The most common Orsten deposits are of Cambrian age, but they range up to the early Cretacous in their stratigraphic distribution. Dissolution of these nodules leaves a residue of exceptionally preserved microfossils. Only cuticle-bearing animals are preserved, with none greater than 2 mm in maximum dimension. Phosphate-rich fluids encrusted or impregnated the cuticle, leaving a 3-dimensional though usually hollow, fossil.

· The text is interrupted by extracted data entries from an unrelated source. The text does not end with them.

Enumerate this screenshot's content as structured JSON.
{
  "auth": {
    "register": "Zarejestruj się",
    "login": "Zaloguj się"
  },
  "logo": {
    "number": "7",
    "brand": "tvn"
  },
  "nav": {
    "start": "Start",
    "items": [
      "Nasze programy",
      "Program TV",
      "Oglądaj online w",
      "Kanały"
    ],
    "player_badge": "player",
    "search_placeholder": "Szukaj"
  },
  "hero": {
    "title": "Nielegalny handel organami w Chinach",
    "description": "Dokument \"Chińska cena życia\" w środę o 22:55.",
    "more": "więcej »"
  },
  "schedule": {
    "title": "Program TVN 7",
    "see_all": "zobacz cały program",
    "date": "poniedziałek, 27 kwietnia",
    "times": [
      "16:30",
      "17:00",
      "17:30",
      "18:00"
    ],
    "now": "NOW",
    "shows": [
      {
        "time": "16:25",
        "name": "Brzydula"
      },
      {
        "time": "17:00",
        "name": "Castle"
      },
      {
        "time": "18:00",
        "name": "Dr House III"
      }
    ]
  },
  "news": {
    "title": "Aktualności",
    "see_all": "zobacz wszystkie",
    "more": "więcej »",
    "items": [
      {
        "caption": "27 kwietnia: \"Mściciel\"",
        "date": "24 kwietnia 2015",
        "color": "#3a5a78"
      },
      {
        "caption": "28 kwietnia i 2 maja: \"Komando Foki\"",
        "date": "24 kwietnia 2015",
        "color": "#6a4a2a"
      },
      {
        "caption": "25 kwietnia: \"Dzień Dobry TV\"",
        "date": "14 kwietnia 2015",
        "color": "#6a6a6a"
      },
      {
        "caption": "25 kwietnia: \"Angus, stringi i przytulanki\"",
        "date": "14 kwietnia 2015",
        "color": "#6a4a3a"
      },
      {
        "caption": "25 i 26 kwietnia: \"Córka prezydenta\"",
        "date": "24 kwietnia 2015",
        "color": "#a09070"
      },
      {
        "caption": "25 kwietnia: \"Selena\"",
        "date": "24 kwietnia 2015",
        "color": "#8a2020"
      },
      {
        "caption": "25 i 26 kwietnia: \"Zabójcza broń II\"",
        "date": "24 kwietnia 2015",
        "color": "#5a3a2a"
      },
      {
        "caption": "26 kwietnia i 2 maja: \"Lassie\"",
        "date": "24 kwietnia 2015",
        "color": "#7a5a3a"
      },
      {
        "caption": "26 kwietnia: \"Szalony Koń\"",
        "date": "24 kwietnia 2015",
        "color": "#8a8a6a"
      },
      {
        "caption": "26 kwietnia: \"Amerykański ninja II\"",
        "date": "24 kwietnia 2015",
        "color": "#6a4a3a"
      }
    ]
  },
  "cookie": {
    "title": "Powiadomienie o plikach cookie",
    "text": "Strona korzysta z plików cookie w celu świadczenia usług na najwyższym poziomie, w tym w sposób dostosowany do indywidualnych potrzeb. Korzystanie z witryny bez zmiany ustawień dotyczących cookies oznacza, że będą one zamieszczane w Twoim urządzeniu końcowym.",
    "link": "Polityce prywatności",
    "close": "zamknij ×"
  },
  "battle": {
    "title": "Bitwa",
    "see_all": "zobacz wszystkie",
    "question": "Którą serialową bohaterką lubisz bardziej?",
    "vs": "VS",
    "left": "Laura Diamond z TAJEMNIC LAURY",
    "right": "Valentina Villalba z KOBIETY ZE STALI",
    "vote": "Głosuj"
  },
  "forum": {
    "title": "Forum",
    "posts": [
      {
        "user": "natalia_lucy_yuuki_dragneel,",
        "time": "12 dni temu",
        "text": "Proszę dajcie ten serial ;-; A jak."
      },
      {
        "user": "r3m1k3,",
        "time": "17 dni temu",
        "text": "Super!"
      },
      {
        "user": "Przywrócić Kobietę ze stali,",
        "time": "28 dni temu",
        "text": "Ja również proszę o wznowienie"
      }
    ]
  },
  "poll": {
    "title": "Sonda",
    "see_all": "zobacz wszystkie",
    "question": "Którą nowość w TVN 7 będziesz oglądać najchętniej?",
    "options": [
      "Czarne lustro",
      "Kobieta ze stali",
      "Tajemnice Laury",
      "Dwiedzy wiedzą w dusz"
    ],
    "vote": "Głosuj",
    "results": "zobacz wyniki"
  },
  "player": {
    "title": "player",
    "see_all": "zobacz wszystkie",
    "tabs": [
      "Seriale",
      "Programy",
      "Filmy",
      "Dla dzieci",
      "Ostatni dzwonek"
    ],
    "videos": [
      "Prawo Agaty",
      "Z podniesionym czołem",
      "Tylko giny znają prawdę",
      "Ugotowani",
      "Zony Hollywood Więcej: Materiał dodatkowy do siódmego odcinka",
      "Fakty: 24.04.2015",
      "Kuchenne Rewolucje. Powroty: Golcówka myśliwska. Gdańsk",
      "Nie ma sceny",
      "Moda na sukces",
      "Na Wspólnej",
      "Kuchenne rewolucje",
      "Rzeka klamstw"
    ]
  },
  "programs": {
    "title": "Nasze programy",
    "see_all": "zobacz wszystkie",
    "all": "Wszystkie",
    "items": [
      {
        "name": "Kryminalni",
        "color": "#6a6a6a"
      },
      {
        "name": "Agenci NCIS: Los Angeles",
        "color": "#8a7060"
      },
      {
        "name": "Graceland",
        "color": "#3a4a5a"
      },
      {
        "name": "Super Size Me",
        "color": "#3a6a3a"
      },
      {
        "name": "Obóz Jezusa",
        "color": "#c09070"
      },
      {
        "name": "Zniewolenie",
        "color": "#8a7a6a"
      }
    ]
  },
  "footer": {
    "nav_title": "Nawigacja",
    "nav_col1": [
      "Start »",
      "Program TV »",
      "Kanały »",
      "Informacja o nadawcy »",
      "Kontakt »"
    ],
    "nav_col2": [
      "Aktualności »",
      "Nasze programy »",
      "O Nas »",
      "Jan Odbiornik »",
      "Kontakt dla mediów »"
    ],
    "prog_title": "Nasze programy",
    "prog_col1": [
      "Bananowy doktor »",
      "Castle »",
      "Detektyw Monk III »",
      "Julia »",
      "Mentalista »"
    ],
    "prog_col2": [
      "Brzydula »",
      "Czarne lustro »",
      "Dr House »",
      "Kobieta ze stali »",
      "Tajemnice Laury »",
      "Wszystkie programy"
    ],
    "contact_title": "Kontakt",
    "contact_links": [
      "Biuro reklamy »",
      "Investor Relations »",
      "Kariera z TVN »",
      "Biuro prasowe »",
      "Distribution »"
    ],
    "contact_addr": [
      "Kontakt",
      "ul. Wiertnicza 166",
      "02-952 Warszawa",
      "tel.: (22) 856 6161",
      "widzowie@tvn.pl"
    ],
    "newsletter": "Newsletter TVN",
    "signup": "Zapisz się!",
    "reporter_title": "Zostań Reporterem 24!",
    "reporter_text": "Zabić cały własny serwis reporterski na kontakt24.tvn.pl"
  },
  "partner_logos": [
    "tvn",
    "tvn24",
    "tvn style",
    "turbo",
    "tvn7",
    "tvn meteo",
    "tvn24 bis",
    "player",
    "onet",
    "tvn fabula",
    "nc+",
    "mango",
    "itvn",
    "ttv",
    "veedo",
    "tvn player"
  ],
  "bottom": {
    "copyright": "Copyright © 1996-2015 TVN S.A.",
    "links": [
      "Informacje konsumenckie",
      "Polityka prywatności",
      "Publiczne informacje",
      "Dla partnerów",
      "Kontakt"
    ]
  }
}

Orsten fossils are highly biased, coming mainly from arthropod groups, but they preserve, with extreme fidelity, the external form of embryos, larvae and a range of different molt stages for these species. Orsten fossils have thrown light on the function and evolution of arthropods, including trilobites and ostracodes. In Cambrian examples, stem-group arthropods have been recovered, which may show what the ancestors of all modern arthropods looked like. Intriguingly, even at this early stage in the Phanerozoic, arthropods have a high diversity, at a high taxonomic level. This is taken by some authors to suggest that the origin of the phylum lies well into the Proterozoic, consistent with molecular data, but at odds with the current fossil record from that time period (see p. 136).